新総合体育館整備の基本計画 総事業費に46億円(常陸太田市)

[2021/4/6 茨城版]
 常陸太田市はこのほど、新総合体育館整備基本計画を策定した。山吹運動公園内にある既存の市民体育館を敷地内に移転改築する計画で、本年度は基本設計などにも着手する。工事は外構工事を含めて23-25年度の3カ年で進め、26年度の供用開始を目指す。総事業費は46億円を見込んでいる。

 現在の市民体育館は1977年7月の完成で、RC造2階建て(S造屋根)延べ2405平方mの規模。内部にはアリーナや柔剣道室・卓球室、会議室などが設置されている。12年度に耐震補強工事を行っているが、築後40年以上が計画して老朽化が進んでいる。

 また空調がなく夏場の使用に支障があることや、トイレの数の不足、狭あい化、観覧席(現況212席))や駐車場の不足、バリアフリー化への対応など課題が多いことなどから、スポーツ施設整備計画に基づき新施設の整備計画に着手。昨年の市民アンケートでは、約8割の市民が整備の必要性を指摘している。

 基本計画では、整備コンセプトに「誰もが気軽にスポーツを楽しみ 夢を育み賑わいが生まれるスポーツアリーナ」を掲げ、整備方針は▽市民の誰もが利用でき、すべての人にやさしい体育館▽人が集い、交流拠点となる体育館▽トップレベルの大会等に対応する体育館──を設定。新たな施設はRC造2階建て、総延べ面積約6800平方m(スポーツ施設4090平方m、附帯施設2260平方m、その他450平方m)を想定している。

 メインアリーナはバスケットボール(28m×15m)2面を基本に1800平方m程度(47m×38m)とし、観覧席は2階に1000席程度を確保するほか、メインアリーナの可動式観覧席を合わせて約2000席程度とする。このほか、サブアリーナや多目的ルーム、トレーニングループ、附帯施設、大型ビジジョン、空調設備、バリアフリー機能などを設置する。

 防災機能は、隣接する源氏川が浸水想定区域となるため風水害時の避難場所の開設は困難だが、地震災害時には避難所となるため非常用電源や防災倉庫、耐震性貯水槽、屋外のマンホールトイレなどを検討する。
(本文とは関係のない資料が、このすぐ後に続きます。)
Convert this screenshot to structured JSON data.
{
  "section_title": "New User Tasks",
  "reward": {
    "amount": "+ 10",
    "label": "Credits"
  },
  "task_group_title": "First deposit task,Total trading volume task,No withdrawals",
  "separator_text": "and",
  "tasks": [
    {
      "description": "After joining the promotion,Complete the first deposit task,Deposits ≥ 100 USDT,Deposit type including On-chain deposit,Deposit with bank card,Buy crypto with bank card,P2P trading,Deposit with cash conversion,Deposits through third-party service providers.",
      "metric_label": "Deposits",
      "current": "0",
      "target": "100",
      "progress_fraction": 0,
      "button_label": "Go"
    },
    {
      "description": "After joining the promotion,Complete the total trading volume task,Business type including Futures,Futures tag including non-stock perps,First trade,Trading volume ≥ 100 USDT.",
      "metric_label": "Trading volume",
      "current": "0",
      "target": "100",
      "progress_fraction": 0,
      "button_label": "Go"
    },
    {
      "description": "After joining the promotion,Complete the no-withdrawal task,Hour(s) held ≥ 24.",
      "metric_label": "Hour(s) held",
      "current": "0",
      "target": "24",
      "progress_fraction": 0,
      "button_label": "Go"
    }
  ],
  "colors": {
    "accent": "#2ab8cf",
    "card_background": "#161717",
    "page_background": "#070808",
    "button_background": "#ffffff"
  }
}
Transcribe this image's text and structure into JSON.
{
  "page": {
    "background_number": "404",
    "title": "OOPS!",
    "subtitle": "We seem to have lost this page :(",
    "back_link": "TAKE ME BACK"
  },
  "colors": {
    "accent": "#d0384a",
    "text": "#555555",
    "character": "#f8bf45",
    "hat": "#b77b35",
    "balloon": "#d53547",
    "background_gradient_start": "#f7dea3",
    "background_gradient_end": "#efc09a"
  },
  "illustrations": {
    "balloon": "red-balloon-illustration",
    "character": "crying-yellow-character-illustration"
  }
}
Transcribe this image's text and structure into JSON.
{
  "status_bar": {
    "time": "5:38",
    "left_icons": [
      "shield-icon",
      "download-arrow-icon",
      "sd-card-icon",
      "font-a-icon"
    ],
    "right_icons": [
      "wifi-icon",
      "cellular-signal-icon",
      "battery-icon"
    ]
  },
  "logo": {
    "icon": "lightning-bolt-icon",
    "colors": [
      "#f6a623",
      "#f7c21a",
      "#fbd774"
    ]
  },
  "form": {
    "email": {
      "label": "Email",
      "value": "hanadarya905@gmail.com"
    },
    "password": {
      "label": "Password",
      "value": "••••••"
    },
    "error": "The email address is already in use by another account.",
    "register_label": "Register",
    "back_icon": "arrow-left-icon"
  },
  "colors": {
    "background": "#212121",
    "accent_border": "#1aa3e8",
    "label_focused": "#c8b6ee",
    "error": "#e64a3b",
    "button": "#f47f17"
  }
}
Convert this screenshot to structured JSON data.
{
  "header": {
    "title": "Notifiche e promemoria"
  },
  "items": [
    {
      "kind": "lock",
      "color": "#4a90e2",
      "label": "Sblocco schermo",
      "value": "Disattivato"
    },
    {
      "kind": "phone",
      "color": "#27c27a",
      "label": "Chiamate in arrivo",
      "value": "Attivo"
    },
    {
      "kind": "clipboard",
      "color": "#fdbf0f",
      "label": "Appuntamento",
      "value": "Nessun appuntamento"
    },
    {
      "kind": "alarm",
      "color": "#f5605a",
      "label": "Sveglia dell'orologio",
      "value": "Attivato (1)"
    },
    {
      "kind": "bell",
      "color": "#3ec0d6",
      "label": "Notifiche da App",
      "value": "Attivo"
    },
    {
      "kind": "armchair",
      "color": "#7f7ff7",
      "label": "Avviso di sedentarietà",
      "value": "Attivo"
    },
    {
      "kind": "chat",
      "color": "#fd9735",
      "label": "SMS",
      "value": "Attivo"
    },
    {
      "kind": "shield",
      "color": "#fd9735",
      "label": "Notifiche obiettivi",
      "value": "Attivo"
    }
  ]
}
 配置計画は、現在の都市計画上の制約で施設規模を最大100平方mほどしか拡大できないことから、用途地域を変更し運動広場西側の芝広場と相撲場の位置に移転する。一部は徳川ミュージアムの土地を活用する。

 概算事業費は、本体工事費37億円、外構工事費6億円など、総額約46億円を試算する。本年度の当初予算には、基本設計委託料4452万円、地質調査委託料2316万円、測量調査設計委託料1543万円などを計上した。22年度は実施設計や造成工事などを行い、23年度から着工して本体工事は23-24年度の2カ年、外構工事は25年度に実施し、26年度の供用開始を目指す。